You point out that there is no proof that being overweight leads to health problems, only correlation. That may be the case (or not–I don’t know for sure), but there is a lot of evidence of this correlation, and it exists for multiple diseases and disorders. I will speak from experience: When my BMI exceeded 30 for the first time, I noticed increasing blood pressure and shortness of breath when performing normal day-to-day tasks. Now that my BMI is falling, my blood pressure is returning to normal and my breathing is improving. Personally, I think it is risky to discard the medical consensus that obesity is unhealthy, but again, it is an individual decision.

I felt a certain one-sidedness in your response. You are critical of my position because I can’t prove my point without a shadow of doubt, but Matt’s overfeeding theory is itself conjectural. I respect that it is one way to read the evidence, but it is far from proven.

My point in mentioning thyroid and stimulant drugs was to provide support for my position that I did not have an abnormally low metabolism. Metabolism may be more complicated than this, but then how do you propose to measure it? Temperature is also a simplification, and temperature can be manipulated without improving health. To really measure BMR, you’d have to go to a hospital and pay for an expensive test. I remember watching a documentary about weight (The Weight of the Nation, I believe), and a woman had her BMR tested, insisting that it was low because she was eating so much less food than her thin friends. It turned out it wasn’t low at all, but that she was simply eating more than she thought. Obese people tend to underestimate how much they eat, just as people with anorexia tend to overestimate. I think we are probably even more inaccurate when we try to estimate any abnormality in our own BMR.

It’s true that starvation or extreme dieting will lower BMR, but I don’t believe this explains our nation’s obesity epidemic. Americans eat more than we used to, and we are bigger than we used to be. We also engage in a lot less physical activity. I don’t think the obesity epidemic is a mystery, and other countries are catching up with us–and in fact Mexico just took the #1 spot recently.

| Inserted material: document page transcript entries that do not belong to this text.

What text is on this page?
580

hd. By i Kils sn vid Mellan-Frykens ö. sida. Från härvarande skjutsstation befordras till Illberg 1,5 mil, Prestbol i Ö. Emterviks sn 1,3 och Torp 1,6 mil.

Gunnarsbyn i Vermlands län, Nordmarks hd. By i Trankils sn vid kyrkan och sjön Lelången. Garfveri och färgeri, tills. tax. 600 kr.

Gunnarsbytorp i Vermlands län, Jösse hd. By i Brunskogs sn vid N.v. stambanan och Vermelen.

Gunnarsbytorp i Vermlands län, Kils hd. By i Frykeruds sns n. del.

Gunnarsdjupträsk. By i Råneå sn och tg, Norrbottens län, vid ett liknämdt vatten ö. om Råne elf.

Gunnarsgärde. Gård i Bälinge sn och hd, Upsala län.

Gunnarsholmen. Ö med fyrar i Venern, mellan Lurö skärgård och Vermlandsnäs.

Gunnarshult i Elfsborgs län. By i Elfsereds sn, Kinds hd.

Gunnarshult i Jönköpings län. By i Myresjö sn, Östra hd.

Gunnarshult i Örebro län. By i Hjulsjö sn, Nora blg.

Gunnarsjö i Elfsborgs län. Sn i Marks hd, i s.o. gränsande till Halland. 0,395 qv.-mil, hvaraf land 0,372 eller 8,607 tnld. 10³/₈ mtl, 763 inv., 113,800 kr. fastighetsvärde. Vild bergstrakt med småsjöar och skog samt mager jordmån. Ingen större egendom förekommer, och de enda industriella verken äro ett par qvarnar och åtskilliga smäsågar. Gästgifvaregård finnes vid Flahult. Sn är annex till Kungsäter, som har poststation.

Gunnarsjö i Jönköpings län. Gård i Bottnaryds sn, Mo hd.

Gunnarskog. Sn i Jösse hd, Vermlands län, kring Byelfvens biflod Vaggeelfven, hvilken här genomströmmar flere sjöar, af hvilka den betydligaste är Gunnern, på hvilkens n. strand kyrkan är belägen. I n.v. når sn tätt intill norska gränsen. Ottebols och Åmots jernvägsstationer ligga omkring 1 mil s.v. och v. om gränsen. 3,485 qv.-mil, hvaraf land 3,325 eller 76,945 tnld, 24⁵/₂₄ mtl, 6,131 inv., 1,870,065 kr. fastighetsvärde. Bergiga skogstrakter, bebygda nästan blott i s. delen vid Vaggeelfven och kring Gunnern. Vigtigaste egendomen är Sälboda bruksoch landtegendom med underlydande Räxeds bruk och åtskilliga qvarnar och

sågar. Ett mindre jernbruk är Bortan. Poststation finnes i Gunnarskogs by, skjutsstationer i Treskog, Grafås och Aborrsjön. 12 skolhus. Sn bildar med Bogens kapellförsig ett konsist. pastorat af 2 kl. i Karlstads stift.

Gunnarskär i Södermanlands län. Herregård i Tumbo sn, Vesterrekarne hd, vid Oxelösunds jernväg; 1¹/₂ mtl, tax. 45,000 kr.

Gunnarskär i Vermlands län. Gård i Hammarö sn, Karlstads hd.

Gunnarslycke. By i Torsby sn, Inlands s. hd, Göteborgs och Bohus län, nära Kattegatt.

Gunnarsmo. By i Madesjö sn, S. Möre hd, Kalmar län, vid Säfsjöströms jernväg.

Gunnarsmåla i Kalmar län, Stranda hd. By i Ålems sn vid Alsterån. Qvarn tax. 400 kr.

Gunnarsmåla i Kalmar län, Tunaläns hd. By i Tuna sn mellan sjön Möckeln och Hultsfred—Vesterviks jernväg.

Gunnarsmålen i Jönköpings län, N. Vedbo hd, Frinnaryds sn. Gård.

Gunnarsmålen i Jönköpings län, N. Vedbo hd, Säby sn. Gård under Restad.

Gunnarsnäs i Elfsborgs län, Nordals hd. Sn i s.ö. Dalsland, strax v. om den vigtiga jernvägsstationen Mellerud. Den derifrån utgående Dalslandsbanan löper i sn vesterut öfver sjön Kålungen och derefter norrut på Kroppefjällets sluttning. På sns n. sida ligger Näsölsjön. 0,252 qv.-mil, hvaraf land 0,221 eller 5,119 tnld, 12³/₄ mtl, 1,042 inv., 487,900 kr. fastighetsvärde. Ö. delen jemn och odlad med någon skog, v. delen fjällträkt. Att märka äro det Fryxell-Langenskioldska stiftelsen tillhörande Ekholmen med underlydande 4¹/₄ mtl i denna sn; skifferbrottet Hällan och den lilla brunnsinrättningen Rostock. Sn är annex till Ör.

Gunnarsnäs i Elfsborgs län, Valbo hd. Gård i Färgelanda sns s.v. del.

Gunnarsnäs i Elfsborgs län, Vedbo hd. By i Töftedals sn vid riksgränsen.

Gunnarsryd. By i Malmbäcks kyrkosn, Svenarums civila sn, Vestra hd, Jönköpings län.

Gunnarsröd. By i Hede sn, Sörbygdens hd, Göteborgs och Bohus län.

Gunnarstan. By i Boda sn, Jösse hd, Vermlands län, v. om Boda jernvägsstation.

I understand your point about a tall person with a proportionately higher BMR, but my point was that, simply by gaining weight, we automatically increase our BMR. This isn’t a controversial point. If I put on 50 pounds, my body will produce more heat in order to fuel my extra mass. Muscle requires more energy, but fat requires energy too. Obese people tend to have higher BMRs than thin people, which is why they have the potential to lose weight more quickly. However, a high BMR isn’t necessarily a good thing.

At this point, the benefits of exercise seem obvious to me, and I think I’ve made my point elsewhere in the thread, so I won’t go into all the benefits again. However, I disagree when you say that exercise doesn’t induce relaxation. I find the chemical response after a jog to be very relaxing as long as I don’t overdo it. As an example, over the last couple of days I had to give a couple of long presentations, and in the past I would get nervous beforehand. However, my morning work-out left me feeling calm and confident, and I had no nerves at all. I am only speaking from personal experience, but that’s because that’s the only area I can claim expertise.

My theory in this thread was speculative, and I’m open to the possibility that I might be wrong. However, what I do know is that my health declined due to overfeeding, but I still felt good mentally. I am looking for a resolution to that paradox. I have other theories, but maybe I’ll present that as another thread at another time.